In the end, they took a different route, selling the business to their first employee, Kristen Mastropole, and her company, Mastropole Education Services.

“It’s hard for an individual to match what financially other companies could do,” Gonzales said, but the match in terms of values and continuity for the brand and employees was more important to them.

“She had been present from the creation of the business, designed our curriculum and authored two books for us on the SAT and ACT,” Gonzales. “She knew our customers, our team and shared our values. While other bidders might have offered us a slightly higher price, we felt the experience of selling the business would be smoother with someone we trusted, and who trusted us.”

They saved money on fees by DIY-ing the sale instead of using an M&A broker, which helped them find a sale price in the low-7 figures that worked for both parties. Revenue was in 7 figures at the time, and the sale price was slightly under 1x annual revenue.

The accidental entrepreneur goes pro

“After we sold the business,” Gonzales said, “I wanted to take all those mistakes I made, all those failures, all those lessons learned, and build something that could help other small business owners do it faster, do it better, do it with fewer headaches than I did.”

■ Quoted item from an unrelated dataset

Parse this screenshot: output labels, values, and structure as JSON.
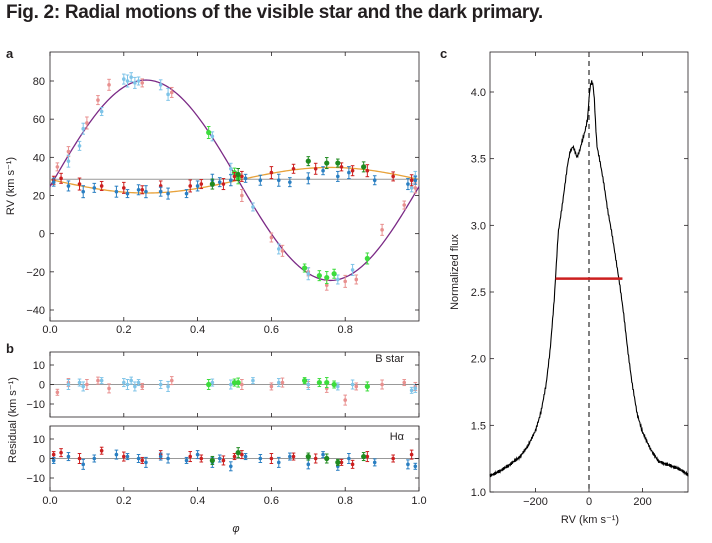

While attempting to scale Tungsten Prep, Gonzales had hired digital marketing consultants who cost as much as $6,000 a month but failed to deliver results. She realized that small business owners need more support than they can typically afford.

“I wanted to create a business that would look at the whole growth ecosystem of what small businesses need,” she said.

Now, Gonzales is running a new business — while continuing to work at the State Department — called RS Gonzales. It provides a proprietary tech stack and concierge sales and digital marketing support to local service businesses with between $500,000 and $5 million in revenue. They provide customer relationship management, email marketing, text marketing, review management, and other services via an app or online portal.

Gonzales also runs a newsletter for small business owners in the Washington, D.C., area called Mighty Small.

“I’m a much better business owner this time around,” she said.

She was able to hire a team right away, and generally has accomplished in four months what took her two years to build with Tungsten Prep, in part because she’s better at delegating.

“I spend a lot of my day walking my dog or taking my kids to summer camp, and the whole time I’m listening to podcasts or thinking,” she said. “The business is the better for it.”